Portland, Oregon -- Oregon is conducting a one-of-a-kind lottery, and the prize is health insurance.

Shirley Krueger
©AP / Greg Wahl-Stephens
Shirley Krueger, who suffers from diabetes, sits in her apartment in Salem, Oregon, Feb. 27, 2008. Krueger, who works part time, signed up on the first day in a one-of-a-kind state lottery for the chance of health insurance coverage.


The state will start drawing names this week for the chance to enroll in a health care program designed for people not poor enough for Medicaid but too cash-strapped to buy their own insurance.

More than 80,000 people have signed up since registration for the lottery opened in January. Only a few thousand will be chosen for the program.

"It's better than nothing, it's at least a hope," said Shirley Krueger, 61, who signed up the first day.

It's been more than six months since she could afford to take insulin regularly for her diabetes. That puts her at higher risk for a number of complications, such as kidney failure, heart disease and blindness.

Her part-time job leaves her ineligible for her employer's insurance plan and with too little income to buy her own.

"I'm worried about it. I know it's a death sentence," Krueger said.


An estimated 600,000 people in Oregon are uninsured, according to the Oregon Department of Human Services.

Those selected in the lottery will be eligible for a standard benefit program, which was once a heralded highlight of the Oregon Health Plan.

At its peak in 1995, the program covered 132,000 Oregonians. State budget cuts forced the program to close to newcomers by 2004, but it now has several thousand openings.

The program covers their most basic health services, medications and limited dental, hospital and vision services at little or no cost.

The health insurance lottery winners will be chosen in a series of drawings that could take a few months.
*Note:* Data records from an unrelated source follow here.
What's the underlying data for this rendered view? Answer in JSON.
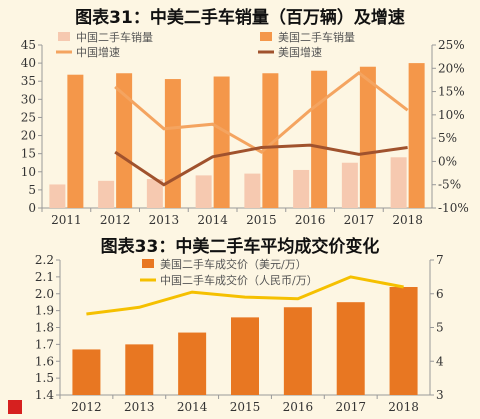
{
  "chart_data": [
    {
      "type": "bar",
      "title": "图表31：中美二手车销量（百万辆）及增速",
      "categories": [
        "2011",
        "2012",
        "2013",
        "2014",
        "2015",
        "2016",
        "2017",
        "2018"
      ],
      "series": [
        {
          "name": "中国二手车销量",
          "kind": "bar",
          "axis": "left",
          "color": "#f6c9b0",
          "values": [
            6.5,
            7.5,
            8.0,
            9.0,
            9.5,
            10.5,
            12.5,
            14.0
          ]
        },
        {
          "name": "美国二手车销量",
          "kind": "bar",
          "axis": "left",
          "color": "#f4974a",
          "values": [
            36.8,
            37.2,
            35.6,
            36.3,
            37.2,
            37.9,
            39.0,
            40.0
          ]
        },
        {
          "name": "中国增速",
          "kind": "line",
          "axis": "right",
          "color": "#f4a460",
          "values": [
            null,
            16,
            7,
            8,
            2,
            11,
            19,
            11
          ]
        },
        {
          "name": "美国增速",
          "kind": "line",
          "axis": "right",
          "color": "#a0522d",
          "values": [
            null,
            2,
            -5,
            1,
            3,
            3.5,
            1.5,
            3
          ]
        }
      ],
      "ylim": [
        0,
        45
      ],
      "yticks": [
        "0",
        "5",
        "10",
        "15",
        "20",
        "25",
        "30",
        "35",
        "40",
        "45"
      ],
      "y2lim": [
        -10,
        25
      ],
      "y2ticks": [
        "-10%",
        "-5%",
        "0%",
        "5%",
        "10%",
        "15%",
        "20%",
        "25%"
      ],
      "legend": "top",
      "grid": false
    },
    {
      "type": "bar",
      "title": "图表33：中美二手车平均成交价变化",
      "categories": [
        "2012",
        "2013",
        "2014",
        "2015",
        "2016",
        "2017",
        "2018"
      ],
      "series": [
        {
          "name": "美国二手车成交价（美元/万）",
          "kind": "bar",
          "axis": "left",
          "color": "#e87722",
          "values": [
            1.67,
            1.7,
            1.77,
            1.86,
            1.92,
            1.95,
            2.04
          ]
        },
        {
          "name": "中国二手车成交价（人民币/万）",
          "kind": "line",
          "axis": "right",
          "color": "#f5c000",
          "values": [
            5.4,
            5.6,
            6.05,
            5.9,
            5.85,
            6.5,
            6.2
          ]
        }
      ],
      "ylim": [
        1.4,
        2.2
      ],
      "yticks": [
        "1.4",
        "1.5",
        "1.6",
        "1.7",
        "1.8",
        "1.9",
        "2.0",
        "2.1",
        "2.2"
      ],
      "y2lim": [
        3,
        7
      ],
      "y2ticks": [
        "3",
        "4",
        "5",
        "6",
        "7"
      ],
      "legend": "top",
      "grid": false
    }
  ]
}
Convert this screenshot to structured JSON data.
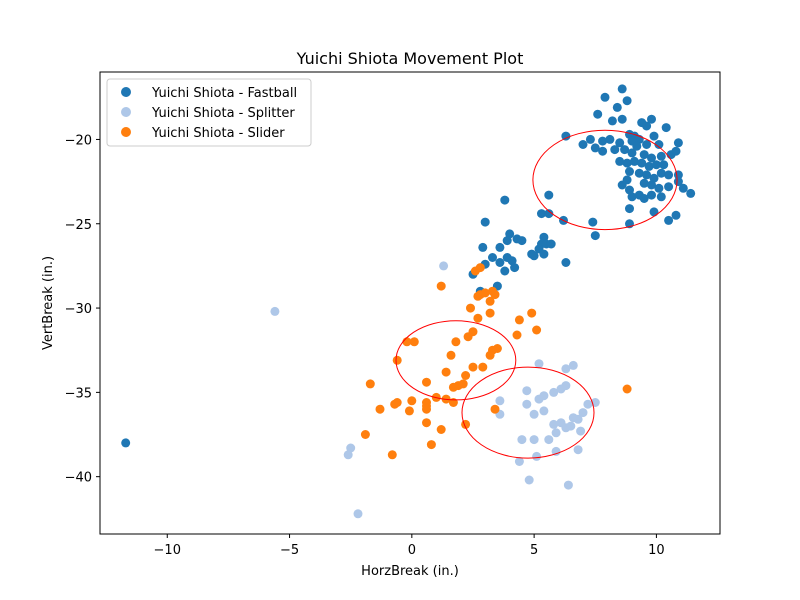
{
  "chart_data": {
    "type": "scatter",
    "title": "Yuichi Shiota Movement Plot",
    "xlabel": "HorzBreak (in.)",
    "ylabel": "VertBreak (in.)",
    "xlim": [
      -12.75,
      12.6
    ],
    "ylim": [
      -43.4,
      -16.0
    ],
    "xticks": [
      -10,
      -5,
      0,
      5,
      10
    ],
    "yticks": [
      -40,
      -35,
      -30,
      -25,
      -20
    ],
    "xtick_labels": [
      "−10",
      "−5",
      "0",
      "5",
      "10"
    ],
    "ytick_labels": [
      "−40",
      "−35",
      "−30",
      "−25",
      "−20"
    ],
    "grid": false,
    "legend_position": "top-left",
    "series": [
      {
        "name": "Yuichi Shiota - Fastball",
        "color": "#1f77b4",
        "points": [
          [
            -11.7,
            -38.0
          ],
          [
            8.6,
            -17.0
          ],
          [
            7.9,
            -17.5
          ],
          [
            8.8,
            -17.7
          ],
          [
            8.4,
            -18.1
          ],
          [
            7.6,
            -18.5
          ],
          [
            9.8,
            -18.8
          ],
          [
            8.2,
            -18.9
          ],
          [
            8.6,
            -18.8
          ],
          [
            9.4,
            -19.0
          ],
          [
            9.6,
            -19.2
          ],
          [
            10.4,
            -19.3
          ],
          [
            8.9,
            -19.7
          ],
          [
            9.1,
            -19.8
          ],
          [
            6.3,
            -19.8
          ],
          [
            7.3,
            -20.0
          ],
          [
            7.8,
            -20.1
          ],
          [
            8.1,
            -20.0
          ],
          [
            8.5,
            -20.2
          ],
          [
            9.0,
            -20.1
          ],
          [
            9.3,
            -20.0
          ],
          [
            9.6,
            -20.3
          ],
          [
            9.9,
            -19.8
          ],
          [
            10.1,
            -20.3
          ],
          [
            10.9,
            -20.2
          ],
          [
            7.0,
            -20.3
          ],
          [
            7.5,
            -20.5
          ],
          [
            7.8,
            -20.7
          ],
          [
            8.3,
            -20.6
          ],
          [
            8.7,
            -20.6
          ],
          [
            9.0,
            -20.8
          ],
          [
            9.2,
            -20.4
          ],
          [
            9.5,
            -20.9
          ],
          [
            9.8,
            -21.1
          ],
          [
            10.2,
            -21.0
          ],
          [
            10.6,
            -20.9
          ],
          [
            10.8,
            -20.7
          ],
          [
            8.5,
            -21.3
          ],
          [
            8.8,
            -21.4
          ],
          [
            9.1,
            -21.3
          ],
          [
            9.4,
            -21.4
          ],
          [
            9.7,
            -21.6
          ],
          [
            10.0,
            -21.5
          ],
          [
            10.3,
            -21.5
          ],
          [
            8.9,
            -21.9
          ],
          [
            9.3,
            -22.0
          ],
          [
            9.6,
            -22.1
          ],
          [
            9.9,
            -22.3
          ],
          [
            10.2,
            -22.0
          ],
          [
            10.5,
            -22.1
          ],
          [
            10.9,
            -22.1
          ],
          [
            8.8,
            -22.4
          ],
          [
            9.5,
            -22.6
          ],
          [
            9.8,
            -22.7
          ],
          [
            10.1,
            -22.9
          ],
          [
            10.5,
            -22.8
          ],
          [
            10.9,
            -22.5
          ],
          [
            11.1,
            -22.9
          ],
          [
            8.6,
            -22.7
          ],
          [
            8.9,
            -23.0
          ],
          [
            9.3,
            -23.3
          ],
          [
            9.8,
            -23.3
          ],
          [
            10.2,
            -23.4
          ],
          [
            11.4,
            -23.2
          ],
          [
            9.0,
            -23.4
          ],
          [
            9.5,
            -23.5
          ],
          [
            8.9,
            -24.1
          ],
          [
            9.9,
            -24.3
          ],
          [
            10.5,
            -24.8
          ],
          [
            10.8,
            -24.5
          ],
          [
            8.9,
            -25.0
          ],
          [
            7.4,
            -24.9
          ],
          [
            7.5,
            -25.7
          ],
          [
            6.2,
            -24.8
          ],
          [
            5.3,
            -24.4
          ],
          [
            5.6,
            -24.4
          ],
          [
            5.6,
            -23.3
          ],
          [
            3.8,
            -23.6
          ],
          [
            3.0,
            -24.9
          ],
          [
            4.0,
            -25.6
          ],
          [
            4.3,
            -25.9
          ],
          [
            3.6,
            -26.4
          ],
          [
            3.9,
            -26.0
          ],
          [
            4.5,
            -26.0
          ],
          [
            5.4,
            -25.8
          ],
          [
            5.3,
            -26.2
          ],
          [
            5.5,
            -26.2
          ],
          [
            5.7,
            -26.2
          ],
          [
            5.2,
            -26.5
          ],
          [
            5.4,
            -26.8
          ],
          [
            4.9,
            -26.8
          ],
          [
            5.0,
            -26.9
          ],
          [
            2.9,
            -26.4
          ],
          [
            3.3,
            -27.0
          ],
          [
            3.6,
            -27.3
          ],
          [
            3.9,
            -27.0
          ],
          [
            4.1,
            -27.2
          ],
          [
            3.8,
            -27.8
          ],
          [
            4.2,
            -27.6
          ],
          [
            2.5,
            -28.0
          ],
          [
            3.0,
            -27.4
          ],
          [
            6.3,
            -27.3
          ],
          [
            2.8,
            -29.0
          ],
          [
            3.5,
            -28.7
          ]
        ]
      },
      {
        "name": "Yuichi Shiota - Splitter",
        "color": "#aec7e8",
        "points": [
          [
            -5.6,
            -30.2
          ],
          [
            1.3,
            -27.5
          ],
          [
            -2.5,
            -38.3
          ],
          [
            -2.6,
            -38.7
          ],
          [
            -2.2,
            -42.2
          ],
          [
            3.6,
            -35.5
          ],
          [
            3.6,
            -36.3
          ],
          [
            4.7,
            -34.9
          ],
          [
            4.7,
            -35.7
          ],
          [
            5.2,
            -35.4
          ],
          [
            5.4,
            -35.2
          ],
          [
            5.8,
            -35.0
          ],
          [
            6.3,
            -34.6
          ],
          [
            6.1,
            -34.8
          ],
          [
            6.3,
            -33.6
          ],
          [
            6.6,
            -33.4
          ],
          [
            5.2,
            -33.3
          ],
          [
            7.5,
            -35.6
          ],
          [
            7.2,
            -35.7
          ],
          [
            7.0,
            -36.2
          ],
          [
            6.6,
            -36.5
          ],
          [
            6.8,
            -36.6
          ],
          [
            5.0,
            -36.3
          ],
          [
            5.4,
            -36.1
          ],
          [
            5.8,
            -36.9
          ],
          [
            6.1,
            -36.8
          ],
          [
            6.3,
            -37.1
          ],
          [
            6.5,
            -37.0
          ],
          [
            6.9,
            -37.3
          ],
          [
            5.9,
            -37.4
          ],
          [
            4.5,
            -37.8
          ],
          [
            5.0,
            -37.8
          ],
          [
            5.6,
            -37.8
          ],
          [
            6.8,
            -38.4
          ],
          [
            5.9,
            -38.5
          ],
          [
            5.1,
            -38.8
          ],
          [
            4.4,
            -39.1
          ],
          [
            4.8,
            -40.2
          ],
          [
            6.4,
            -40.5
          ]
        ]
      },
      {
        "name": "Yuichi Shiota - Slider",
        "color": "#ff7f0e",
        "points": [
          [
            8.8,
            -34.8
          ],
          [
            2.6,
            -27.8
          ],
          [
            2.8,
            -27.6
          ],
          [
            1.2,
            -28.7
          ],
          [
            3.3,
            -29.0
          ],
          [
            3.4,
            -29.2
          ],
          [
            2.7,
            -29.3
          ],
          [
            2.8,
            -29.2
          ],
          [
            3.0,
            -29.1
          ],
          [
            3.2,
            -29.6
          ],
          [
            2.4,
            -30.0
          ],
          [
            3.2,
            -30.3
          ],
          [
            4.9,
            -30.3
          ],
          [
            2.7,
            -30.6
          ],
          [
            4.4,
            -30.7
          ],
          [
            5.1,
            -31.3
          ],
          [
            2.5,
            -31.4
          ],
          [
            2.3,
            -31.7
          ],
          [
            4.3,
            -31.6
          ],
          [
            -0.2,
            -32.0
          ],
          [
            1.8,
            -32.0
          ],
          [
            0.1,
            -32.0
          ],
          [
            3.5,
            -32.4
          ],
          [
            3.3,
            -32.5
          ],
          [
            3.2,
            -32.8
          ],
          [
            1.6,
            -32.8
          ],
          [
            -0.6,
            -33.1
          ],
          [
            2.5,
            -33.5
          ],
          [
            2.9,
            -33.5
          ],
          [
            1.4,
            -33.8
          ],
          [
            2.2,
            -34.0
          ],
          [
            1.7,
            -34.7
          ],
          [
            2.1,
            -34.5
          ],
          [
            1.9,
            -34.6
          ],
          [
            -1.7,
            -34.5
          ],
          [
            0.6,
            -34.4
          ],
          [
            1.0,
            -35.3
          ],
          [
            1.4,
            -35.4
          ],
          [
            1.7,
            -35.6
          ],
          [
            0.6,
            -35.6
          ],
          [
            0.0,
            -35.5
          ],
          [
            -0.7,
            -35.7
          ],
          [
            -0.6,
            -35.6
          ],
          [
            -1.3,
            -36.0
          ],
          [
            -0.1,
            -36.1
          ],
          [
            0.6,
            -35.8
          ],
          [
            0.6,
            -36.0
          ],
          [
            3.4,
            -36.0
          ],
          [
            0.6,
            -36.8
          ],
          [
            2.2,
            -36.9
          ],
          [
            1.2,
            -37.2
          ],
          [
            -1.9,
            -37.5
          ],
          [
            0.8,
            -38.1
          ],
          [
            -0.8,
            -38.7
          ]
        ]
      }
    ],
    "ellipses": [
      {
        "cx": 7.9,
        "cy": -22.4,
        "rx": 2.95,
        "ry": 2.95,
        "color": "#ff0000"
      },
      {
        "cx": 1.8,
        "cy": -33.1,
        "rx": 2.45,
        "ry": 2.35,
        "color": "#ff0000"
      },
      {
        "cx": 4.75,
        "cy": -36.2,
        "rx": 2.7,
        "ry": 2.7,
        "color": "#ff0000"
      }
    ]
  }
}
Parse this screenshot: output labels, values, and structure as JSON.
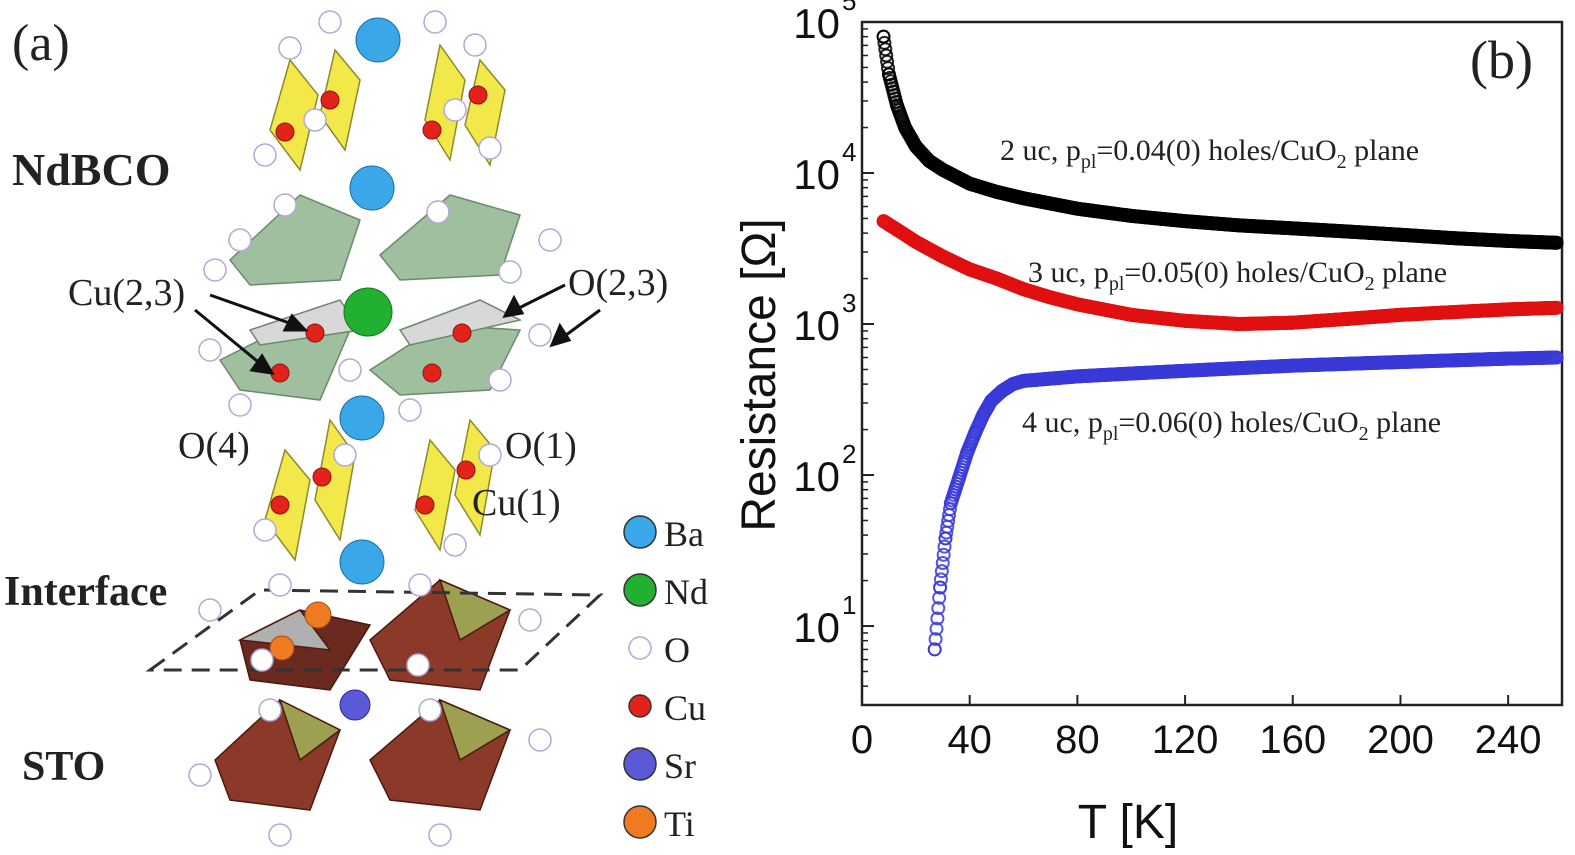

"This is such a wonderful opportunity," said Ellen Pinney, director of the Oregon Health Action Campaign. "We've heard absolutely no complaints, just a lot of hope that they are the ones who will be selected."

Advocates for the uninsured say the demand for the program underscores the state's need for health coverage.

"We have pretty much returned as a state, in terms the percentage of uninsured, to where we were in the late '80s when we created (the Oregon Health Plan standard benefit)," said Barney Speight, director of the Oregon Health Fund Board.

The board is supposed to come up with a plan to address health care access and coverage for Oregonians for consideration in the 2009 legislative session.

Gov. Ted Kulongoski considers the Oregon Health Plan a basis to build on, said Anna Richter Taylor, a spokeswoman for his office. The plan has been able to maintain its benefit package for people who are aged, blind, disabled, under 19, pregnant or receiving Temporary Assistance for Needy Families benefits.

But providing coverage for a larger population is a goal that could take much longer to reach.

"It's a huge challenge for one session - it's probably going to be a sequential process," Richter Taylor said.